Toronto Star

Blades on Stage ice show fails to impress

- RICHARD OUZOUNIAN THEATRE CRITIC

Blades on Stage

(out of 4) Directed & Choreograp­hed by Steven Cousins. Until Jan. 4 at the Princess of Wales Theatre, 300 King St. W. 416872-1212.

The idea of putting an ice show into a legitimate theatre has real potential, but Blades on Stage, which officially opened Saturday afternoon at the Princess of Wales Theatre, shows that there are still a lot of problems to be tackled if this kind of show were to return on an annual basis.

Earlier this year, on a trip to Great Britain, I saw a Robin Cousins production called, simply enough, Ice, which turned an evening’s worth of ice dancing on stage into a fairly satisfying event by just letting the numbers flow into each other with a kind of inner emotional logic, rather than any strict plot or structure.

But Steven Cousins, who directs and choreograp­hs Blades on Stage, had a different kind of experience in mind, one which I can only guess was inspired by too many visits to the Mandarin Buffet.

To reduce this show to its simplest form, Act I is Broadway, Act II is Holiday. Those two elements can certainly work together and the most recent tenants of the same theatre, Donny and Marie, showed how you could segue from “Any Dream Will Do” into “Silent Night,” without too much trouble.

But here, we’re lost in space from the beginning. An opening number called “Winter Games” serves no real purpose except to introduce the company, badly. When your two big stars (Elvis Stojko and Shae-Lynn Bourne) don’t get entrance applause, you’re doing something wrong.

But not as wrong as what follows next. There’s a six-song medley from Les Misérables, most of it performed to a deafening playback of the cast recording. And when it starts out with two couples in blue spangles sashaying about to “At the End of the Day,” you know you’re in trouble.

When someone finally brought a chair onstage, I thought “Oh good, it’s ‘Empty Chairs at Empty Tables,’ ” but I was wrong. It was simply Bourne’s husband, Bohdan Turok, bringing on the drum he would use to accompany her number. It was called “Firedance,” it was performed with artistry and flair by Bourne, but had nothing to do with Broadway.

The rest went from West Side Story to Chicago with a brief detour into Victor/Victoria, but nothing really registered until Stojko took the stage for “Don’t Stop Believin” from Rock of Ages, which grabbed us all with star power.

Act II, the “Holiday” section, moved less clunkily, because it really was just a series of novelty numbers that allowed everyone to do their own thing, in that pleasant, vaguely cheesy way of middle-of-the-road ice shows anywhere.
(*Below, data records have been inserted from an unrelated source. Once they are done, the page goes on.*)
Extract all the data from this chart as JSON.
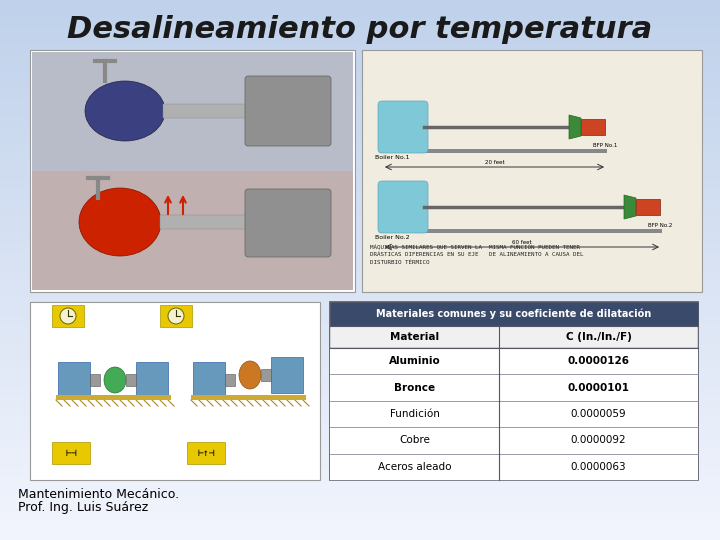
{
  "title": "Desalineamiento por temperatura",
  "title_fontsize": 22,
  "title_style": "italic",
  "footer_line1": "Mantenimiento Mecánico.",
  "footer_line2": "Prof. Ing. Luis Suárez",
  "footer_fontsize": 9,
  "table_title": "Materiales comunes y su coeficiente de dilatación",
  "table_headers": [
    "Material",
    "C (In./In./F)"
  ],
  "table_rows": [
    [
      "Aluminio",
      "0.0000126"
    ],
    [
      "Bronce",
      "0.0000101"
    ],
    [
      "Fundición",
      "0.0000059"
    ],
    [
      "Cobre",
      "0.0000092"
    ],
    [
      "Aceros aleado",
      "0.0000063"
    ]
  ],
  "table_header_bold": [
    "Aluminio",
    "Bronce"
  ],
  "bg_color": "#c0d0e8",
  "bg_color2": "#e8eef8",
  "photo_left_bg": "#e0e0e0",
  "photo_right_bg": "#e8e4d8",
  "table_header_color": "#3a4a6a",
  "table_title_color": "#3a4a6a"
}
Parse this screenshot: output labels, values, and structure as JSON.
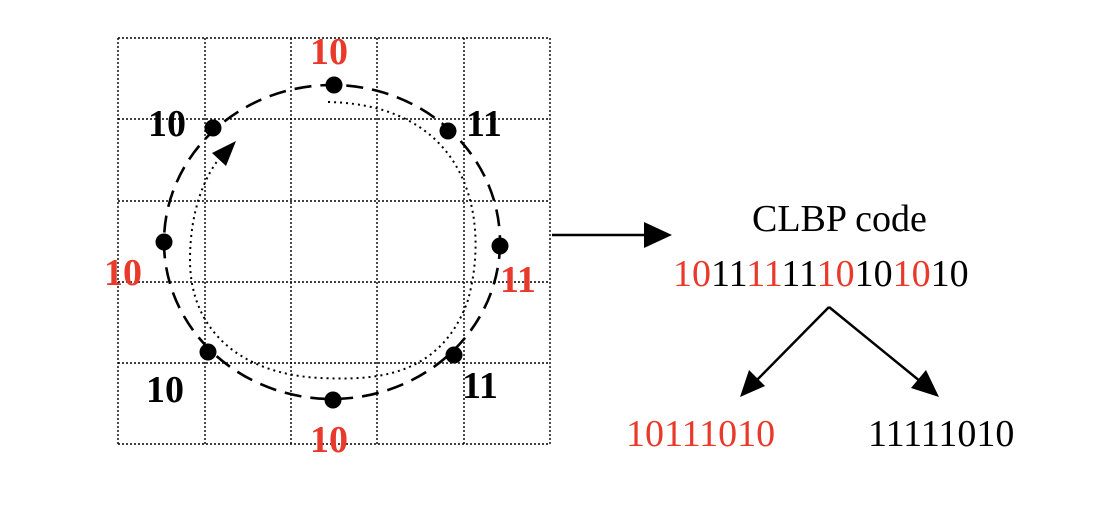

But what it was doing in a theatre, it’s hard to guess.

If it had been a real stage show, it would certainly have had a lot more visual finesse than the sole piece of scenery: a metallic shower curtain hanging upstage which kind of caught the lighting flung on it.

Stojko and Bourne each only have one solo in each half, apart from a few negligible appearance­s in ensemble sequences.

I’d love to see the flash and glamour of ice dancing joined convincing­ly to the world of live theatre and Stojko is just the kind of person who could star in such a show. But it needs to be more than the shotgun wedding that Blades on Stage now represents.